The main idea is to replace mechanical louvers by a more architectural shading screen, whose shading factor to be correlated to the irradiation. The track we are following is using bimetal elements, like the work of Doris Sungs

We have already established the physical behaviour of the bimetal element, in function of the temperature and determined the best size and shape for tiles to sustain wind pressure. The shapes we have kept are triangle, rectangle, and trapeze. So we are able to make a grasshopper component that gives the shape as an output of a temperature input.

Next problem is to determine the temperature of the bimetal tile exposed to sun, air temperature and speed. As a first step, I will suppose air is calm, so I believe the main factor for temperature raise is sun exposure.

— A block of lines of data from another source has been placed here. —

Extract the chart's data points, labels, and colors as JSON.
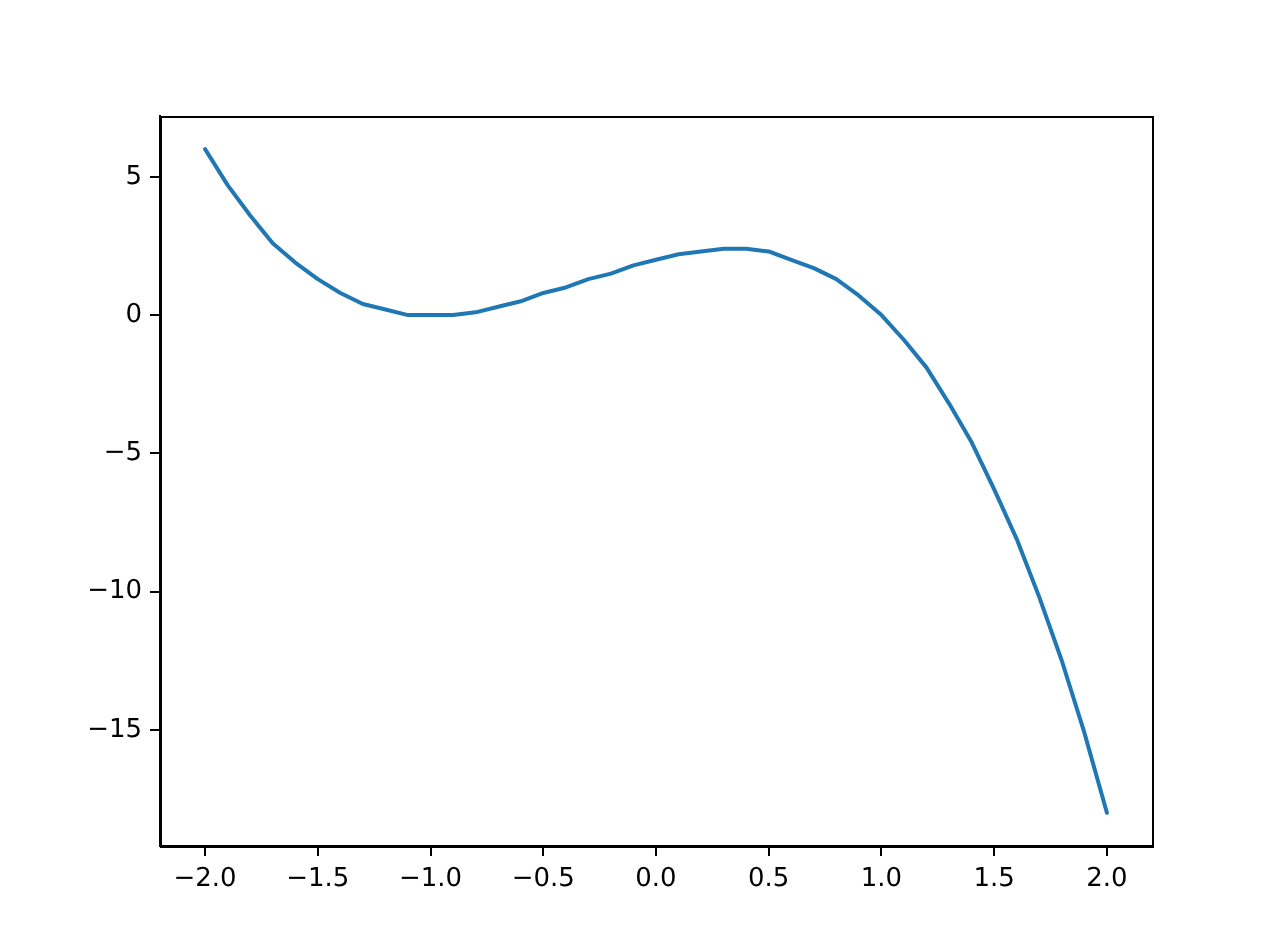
{
  "chart_data": {
    "type": "line",
    "x": [
      -2,
      -1.9,
      -1.8,
      -1.7,
      -1.6,
      -1.5,
      -1.4,
      -1.3,
      -1.2,
      -1.1,
      -1,
      -0.9,
      -0.8,
      -0.7,
      -0.6,
      -0.5,
      -0.4,
      -0.3,
      -0.2,
      -0.1,
      0,
      0.1,
      0.2,
      0.3,
      0.4,
      0.5,
      0.6,
      0.7,
      0.8,
      0.9,
      1,
      1.1,
      1.2,
      1.3,
      1.4,
      1.5,
      1.6,
      1.7,
      1.8,
      1.9,
      2
    ],
    "series": [
      {
        "color": "#1f77b4",
        "values": [
          6,
          4.7,
          3.6,
          2.6,
          1.9,
          1.3,
          0.8,
          0.4,
          0.2,
          0.0,
          0,
          0.0,
          0.1,
          0.3,
          0.5,
          0.8,
          1.0,
          1.3,
          1.5,
          1.8,
          2,
          2.2,
          2.3,
          2.4,
          2.4,
          2.3,
          2.0,
          1.7,
          1.3,
          0.7,
          0,
          -0.9,
          -1.9,
          -3.2,
          -4.6,
          -6.3,
          -8.1,
          -10.2,
          -12.5,
          -15.1,
          -18
        ]
      }
    ],
    "xlim": [
      -2.2,
      2.2
    ],
    "ylim": [
      -19.2,
      7.2
    ],
    "xticks": [
      {
        "value": -2,
        "label": "−2.0"
      },
      {
        "value": -1.5,
        "label": "−1.5"
      },
      {
        "value": -1,
        "label": "−1.0"
      },
      {
        "value": -0.5,
        "label": "−0.5"
      },
      {
        "value": 0,
        "label": "0.0"
      },
      {
        "value": 0.5,
        "label": "0.5"
      },
      {
        "value": 1,
        "label": "1.0"
      },
      {
        "value": 1.5,
        "label": "1.5"
      },
      {
        "value": 2,
        "label": "2.0"
      }
    ],
    "yticks": [
      {
        "value": -15,
        "label": "−15"
      },
      {
        "value": -10,
        "label": "−10"
      },
      {
        "value": -5,
        "label": "−5"
      },
      {
        "value": 0,
        "label": "0"
      },
      {
        "value": 5,
        "label": "5"
      }
    ],
    "grid": false,
    "legend": false,
    "marker": "none",
    "line_style": "solid"
  }
}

Do you have any idea to start that work ?

Thanks to you all.

Regards

What about starting from creating a simple energy model to calculate the hourly temperature of the surfaces?

You can also calculate hourly radiation on the surface (using radiance or daysim) and use that to calculate the surface temperature based on your material properties if you have your own formulas to calculate the temperature.

Frehel,

This is an interesting question. Air temperature and wind speed you get from the EPW file. To get surface temperatures, the best suggestion that I have is what Mostapha mentioned: you create a HBZone that is covered in your material and look at the hourly surface temperatures that you get out of the simulation.

Eventually, there may be a simpler workflow as I am currently working on a couple of components to help estimate surface temperatures given steady state assumptions. I have not yet put in the ability to account for direct sun yet, though, and I don’t know if the movement of the sun across the sky means that such a steady state estimate would be too inaccurate. In the meantime, the transient E+ simulation is your best bet.